In Florida, two new courses will be offered starting Fall 2024 that will use projects to engage students that are non-STEM majors in applications of mathematics. My college wants to adhere to AMATYC's position that proctored and controlled assessments should comprise a meaningful portion (50% or more) of the course grade.
Does anyone have suggestions as to how projects can be "proctored and/or controlled", especially in an asynchronous online environment?
Thanks for posting about this. It is an area that I am currently exploring.
In both my statistics course and my Quantitative Reasoning course, I am using project-oriented assessment. The statistics course is presented as an asynchronous environment, while the QR course has some in-person meetings. For controlled assessment, I require each student to schedule two synchronous interview times with me during the term. I have about 65 students registered per term, with maybe 45 completing the projects, and I teach a reduced load, so this works for me. I have a lot of flexibility with my time, and I spend 30 minutes per student.
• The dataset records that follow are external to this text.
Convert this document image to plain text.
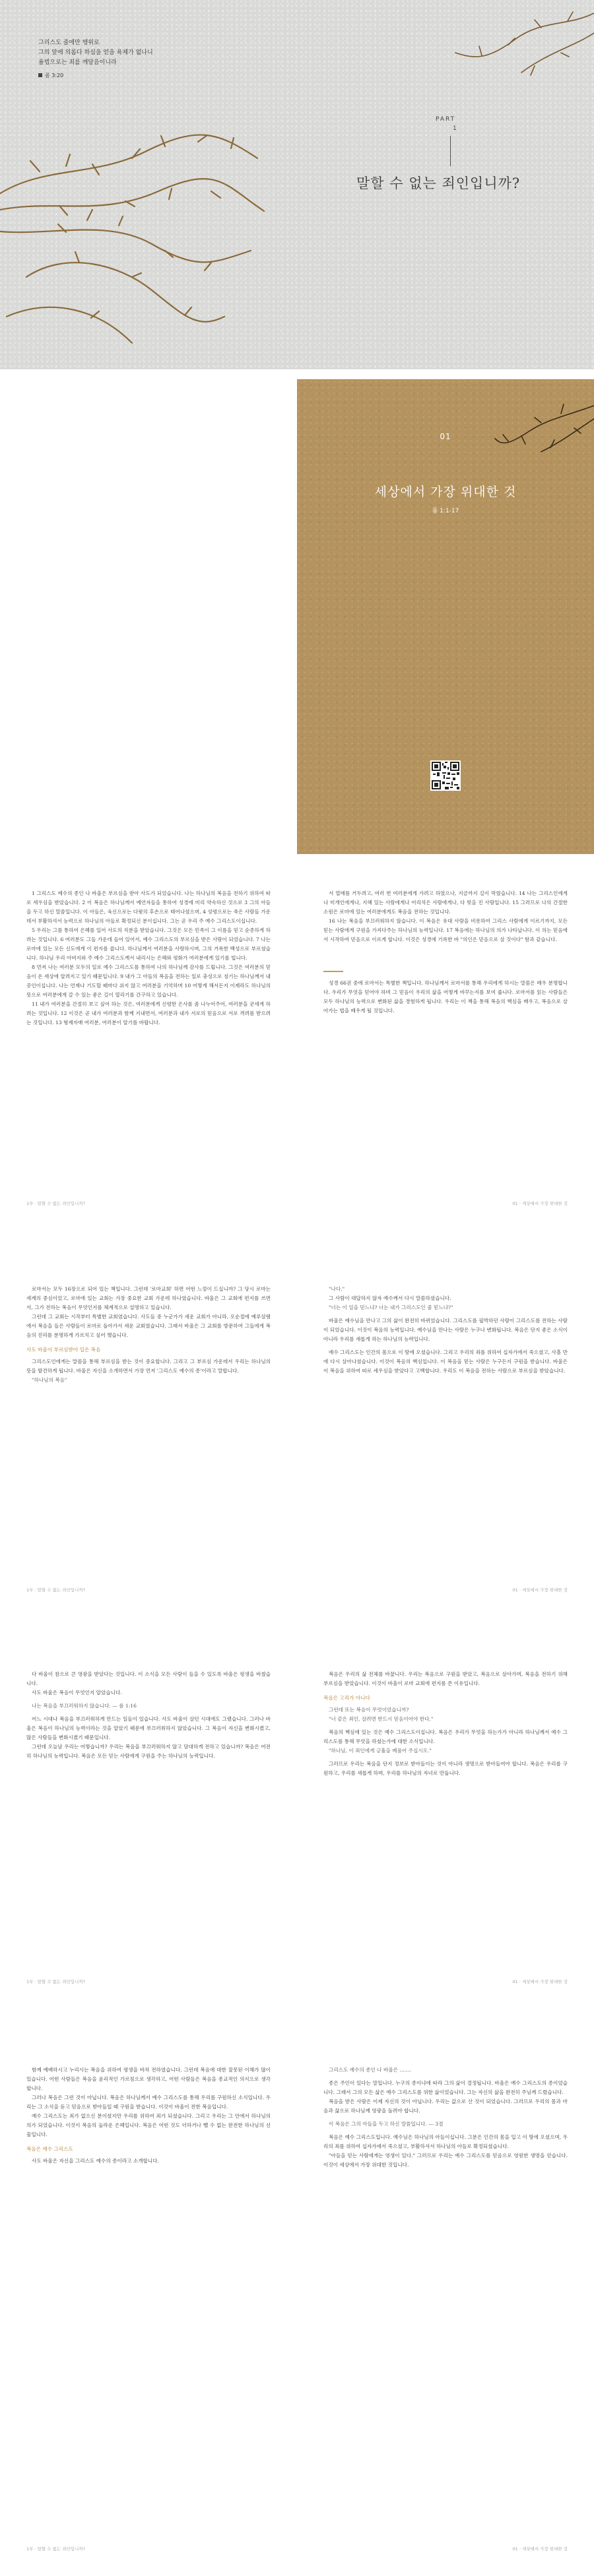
그리스도 줄에만 행위로
그의 앞에 의롭다 하심을 얻을 육체가 없나니
율법으로는 죄를 깨달음이니라
롬 3:20
PART
1
말할 수 없는 죄인입니까?
01
세상에서 가장 위대한 것
롬 1:1-17

1 그리스도 예수의 종인 나 바울은 부르심을 받아 사도가 되었습니다. 나는 하나님의 복음을 전하기 위하여 따로 세우심을 받았습니다. 2 이 복음은 하나님께서 예언자들을 통하여 성경에 미리 약속하신 것으로 3 그의 아들을 두고 하신 말씀입니다. 이 아들은, 육신으로는 다윗의 후손으로 태어나셨으며, 4 성령으로는 죽은 사람들 가운데서 부활하셔서 능력으로 하나님의 아들로 확정되신 분이십니다. 그는 곧 우리 주 예수 그리스도이십니다.

5 우리는 그를 통하여 은혜를 입어 사도의 직분을 받았습니다. 그것은 모든 민족이 그 이름을 믿고 순종하게 하려는 것입니다. 6 여러분도 그들 가운데 들어 있어서, 예수 그리스도의 부르심을 받은 사람이 되었습니다. 7 나는 로마에 있는 모든 신도에게 이 편지를 씁니다. 하나님께서 여러분을 사랑하시며, 그의 거룩한 백성으로 부르셨습니다. 하나님 우리 아버지와 주 예수 그리스도께서 내리시는 은혜와 평화가 여러분에게 있기를 빕니다.

8 먼저 나는 여러분 모두의 일로 예수 그리스도를 통하여 나의 하나님께 감사를 드립니다. 그것은 여러분의 믿음이 온 세상에 알려지고 있기 때문입니다. 9 내가 그 아들의 복음을 전하는 일로 충성으로 섬기는 하나님께서 내 증인이십니다. 나는 언제나 기도할 때마다 쉬지 않고 여러분을 기억하며 10 어떻게 해서든지 이제라도 하나님의 뜻으로 여러분에게 갈 수 있는 좋은 길이 열리기를 간구하고 있습니다.

11 내가 여러분을 간절히 보고 싶어 하는 것은, 여러분에게 신령한 은사를 좀 나누어주어, 여러분을 굳세게 하려는 것입니다. 12 이것은 곧 내가 여러분과 함께 지내면서, 여러분과 내가 서로의 믿음으로 서로 격려를 받으려는 것입니다. 13 형제자매 여러분, 여러분이 알기를 바랍니다.

1부 · 말할 수 없는 죄인입니까?

서 열매를 거두려고, 여러 번 여러분에게 가려고 하였으나, 지금까지 길이 막혔습니다. 14 나는 그리스인에게나 미개인에게나, 지혜 있는 사람에게나 어리석은 사람에게나, 다 빚을 진 사람입니다. 15 그러므로 나의 간절한 소원은 로마에 있는 여러분에게도 복음을 전하는 것입니다.

16 나는 복음을 부끄러워하지 않습니다. 이 복음은 유대 사람을 비롯하여 그리스 사람에게 이르기까지, 모든 믿는 사람에게 구원을 가져다주는 하나님의 능력입니다. 17 복음에는 하나님의 의가 나타납니다. 이 의는 믿음에서 시작하여 믿음으로 이르게 합니다. 이것은 성경에 기록한 바 "의인은 믿음으로 살 것이다" 함과 같습니다.

성경 66권 중에 로마서는 특별한 책입니다. 하나님께서 로마서를 통해 우리에게 하시는 말씀은 매우 분명합니다. 우리가 무엇을 믿어야 하며 그 믿음이 우리의 삶을 어떻게 바꾸는지를 보여 줍니다. 로마서를 읽는 사람들은 모두 하나님의 능력으로 변화된 삶을 경험하게 됩니다. 우리는 이 책을 통해 복음의 핵심을 배우고, 복음으로 살아가는 법을 배우게 될 것입니다.

01 · 세상에서 가장 위대한 것

로마서는 모두 16장으로 되어 있는 책입니다. 그런데 '로마교회' 하면 어떤 느낌이 드십니까? 그 당시 로마는 세계의 중심이었고, 로마에 있는 교회는 가장 중요한 교회 가운데 하나였습니다. 바울은 그 교회에 편지를 쓰면서, 그가 전하는 복음이 무엇인지를 체계적으로 설명하고 있습니다.

그런데 그 교회는 시작부터 특별한 교회였습니다. 사도들 중 누군가가 세운 교회가 아니라, 오순절에 예루살렘에서 복음을 들은 사람들이 로마로 돌아가서 세운 교회였습니다. 그래서 바울은 그 교회를 방문하여 그들에게 복음의 진리를 분명하게 가르치고 싶어 했습니다.

사도 바울이 부르심받아 입은 복음

그리스도인에게는 말씀을 통해 부르심을 받는 것이 중요합니다. 그리고 그 부르심 가운데서 우리는 하나님의 뜻을 발견하게 됩니다. 바울은 자신을 소개하면서 가장 먼저 '그리스도 예수의 종'이라고 말합니다.

"하나님의 복음"

1부 · 말할 수 없는 죄인입니까?

"나다."

그 사람이 대답하지 않자 예수께서 다시 말씀하셨습니다.

"너는 이 일을 믿느냐? 너는 내가 그리스도인 줄 믿느냐?"

바울은 예수님을 만나고 그의 삶이 완전히 바뀌었습니다. 그리스도를 핍박하던 사람이 그리스도를 전하는 사람이 되었습니다. 이것이 복음의 능력입니다. 예수님을 만나는 사람은 누구나 변화됩니다. 복음은 단지 좋은 소식이 아니라 우리를 새롭게 하는 하나님의 능력입니다.

예수 그리스도는 인간의 몸으로 이 땅에 오셨습니다. 그리고 우리의 죄를 위하여 십자가에서 죽으셨고, 사흘 만에 다시 살아나셨습니다. 이것이 복음의 핵심입니다. 이 복음을 믿는 사람은 누구든지 구원을 받습니다. 바울은 이 복음을 위하여 따로 세우심을 받았다고 고백합니다. 우리도 이 복음을 전하는 사람으로 부르심을 받았습니다.

01 · 세상에서 가장 위대한 것

다 바울이 참으로 큰 영광을 받았다는 것입니다. 이 소식을 모든 사람이 들을 수 있도록 바울은 평생을 바쳤습니다.

사도 바울은 복음이 무엇인지 알았습니다.

나는 복음을 부끄러워하지 않습니다. — 롬 1:16

어느 시대나 복음을 부끄러워하게 만드는 일들이 있습니다. 사도 바울이 살던 시대에도 그랬습니다. 그러나 바울은 복음이 하나님의 능력이라는 것을 알았기 때문에 부끄러워하지 않았습니다. 그 복음이 자신을 변화시켰고, 많은 사람들을 변화시켰기 때문입니다.

그런데 오늘날 우리는 어떻습니까? 우리는 복음을 부끄러워하지 않고 담대하게 전하고 있습니까? 복음은 여전히 하나님의 능력입니다. 복음은 모든 믿는 사람에게 구원을 주는 하나님의 능력입니다.

1부 · 말할 수 없는 죄인입니까?

복음은 우리의 삶 전체를 바꿉니다. 우리는 복음으로 구원을 받았고, 복음으로 살아가며, 복음을 전하기 위해 부르심을 받았습니다. 이것이 바울이 로마 교회에 편지를 쓴 이유입니다.

복음은 고리가 아니다

그런데 또는 복음이 무엇이었습니까?

"너 같은 죄인, 살려면 반드시 믿음이어야 한다."

복음의 핵심에 있는 것은 예수 그리스도이십니다. 복음은 우리가 무엇을 하는가가 아니라 하나님께서 예수 그리스도를 통해 무엇을 하셨는가에 대한 소식입니다.

"하나님, 이 죄인에게 긍휼을 베풀어 주십시오."

그러므로 우리는 복음을 단지 정보로 받아들이는 것이 아니라 생명으로 받아들여야 합니다. 복음은 우리를 구원하고, 우리를 새롭게 하며, 우리를 하나님의 자녀로 만듭니다.

01 · 세상에서 가장 위대한 것

함께 예배하시고 누리시는 복음을 위하여 평생을 바쳐 전하였습니다. 그런데 복음에 대한 잘못된 이해가 많이 있습니다. 어떤 사람들은 복음을 윤리적인 가르침으로 생각하고, 어떤 사람들은 복음을 종교적인 의식으로 생각합니다.

그러나 복음은 그런 것이 아닙니다. 복음은 하나님께서 예수 그리스도를 통해 우리를 구원하신 소식입니다. 우리는 그 소식을 듣고 믿음으로 받아들일 때 구원을 받습니다. 이것이 바울이 전한 복음입니다.

예수 그리스도는 죄가 없으신 분이셨지만 우리를 위하여 죄가 되셨습니다. 그리고 우리는 그 안에서 하나님의 의가 되었습니다. 이것이 복음의 놀라운 은혜입니다. 복음은 어떤 것도 더하거나 뺄 수 없는 완전한 하나님의 선물입니다.

복음은 예수 그리스도

사도 바울은 자신을 그리스도 예수의 종이라고 소개합니다.

1부 · 말할 수 없는 죄인입니까?

그리스도 예수의 종인 나 바울은 …….

종은 주인이 있다는 말입니다. 누구의 종이냐에 따라 그의 삶이 결정됩니다. 바울은 예수 그리스도의 종이었습니다. 그래서 그의 모든 삶은 예수 그리스도를 위한 삶이었습니다. 그는 자신의 삶을 완전히 주님께 드렸습니다.

복음을 받은 사람은 이제 자신의 것이 아닙니다. 우리는 값으로 산 것이 되었습니다. 그러므로 우리의 몸과 마음과 삶으로 하나님께 영광을 돌려야 합니다.

이 복음은 그의 아들을 두고 하신 말씀입니다. — 3절

복음은 예수 그리스도입니다. 예수님은 하나님의 아들이십니다. 그분은 인간의 몸을 입고 이 땅에 오셨으며, 우리의 죄를 위하여 십자가에서 죽으셨고, 부활하셔서 하나님의 아들로 확정되셨습니다.

"아들을 믿는 사람에게는 영생이 있다." 그러므로 우리는 예수 그리스도를 믿음으로 영원한 생명을 얻습니다. 이것이 세상에서 가장 위대한 것입니다.

01 · 세상에서 가장 위대한 것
During the interviews, I give them a new scenario, and ask them to use the techniques from the project to analyze the new scenario. I don't focus on specific correct answers, but I focus on investigating their learning process, and their broader conceptual understanding. If a student shows significant areas where they are missing important concepts, then I require an additional interview to address those things. That is seldom necessary, since most students who are missing such things are not fully engaged with the course.
There are two related issues that come with these interviews. Students who are on a track to transfer to a four-year college have a bit more background in math, compared to the standard associate's degree program students. I think it's a bit easier for the former to have confidence about being in an interview. However, students in non-STEM tracks may have more negative experiences with math, which can create a lot of anxiety around the interview process. It takes effort on my part, and on their part, in and out of the classroom, to create a positive relationship that is the basis for good communication.
My perspective is that 30 minutes for two meetings in a term is not an excessive synchronous commitment for an asynchronous course. Your situation may not be the same.
I would be happy to answer any questions regarding my experience.
This is about MGF1130 and MGF1131, right? We are in the same boat. I have already been doing project based assessments in MGF1107. However, my classes are face to face. There is one peer teaching that I assign to students (could be individual or in a small group) that is worth a test grade. They must teach a section from the textbook, which was not yet covered (usually Voting Math). There is a rubric attached to their execution of the lesson. I assume this can be done via video for an online class. So, proctored here would imply that the student themself would record their part. Or maybe there is a synchronous session for their presentation, to allow Q&A.
I am worried that some online students are not doing the work - they are outsourcing it. Hence, proctoring or authenticating their submission seems necessary.
This is a great post with insightful feedback. I love all the ideas that have been shared so far. During my two years at IBM abroad I got certified in project management and learned about milestone setting. I use this technique for all my projects in onsite and online courses.
Iryna - you make a good point saying that structured milestones allow you to monitor the students' progress and provide feedback along the way. Relating to my own experiences, I would like to add that check points also keep the professor organized with an increased workload often found in project-based courses. This is especially true when projects are longer than four weeks eventually spanning an entire semester. I have attached a milestone file that I have successfully used for a globally oriented project in my introductory statistics course (which you may have seen before on this platform). It lays out the project from beginning to end and asks for deliverables at each milestone, whether the work is graded or not, how many points are assigned, and how much time commitment is required.
From a proctoring perspective, I use discussion board postings a lot and also engage my students in the process of giving constructive feedback to their peers. I call this a graded "critiquing session". For example, half way through the project life cycle, each student posts his/her unfinished work on the digital platform (Brightspace in my case) and provides feedback to two of their peers. In return that student will also get feedback from two students. I have found that this is a joyful event for students. For me there are several benefits. First, I see the status of each student project, and if I spot a student whose work is lacking, I take action to help. Second, seeing how far some students have already come with their projects spurs remaining students on to do better. Critiquing helps to improve individual as well as peer performance. Third, students are heavily engaged with their work and each others' comments, which promotes deeper learning and student success.
I also like the idea of having students produce and submit videos of their project work and/or do oral interviews with the professor. I think I may want to try oral assessment that Rick is exploring. The topic of online project assessment is very important but not well substantiated. So, I was thinking about a webinar. What are your thoughts on this? Do you think we need further education and training on this topic?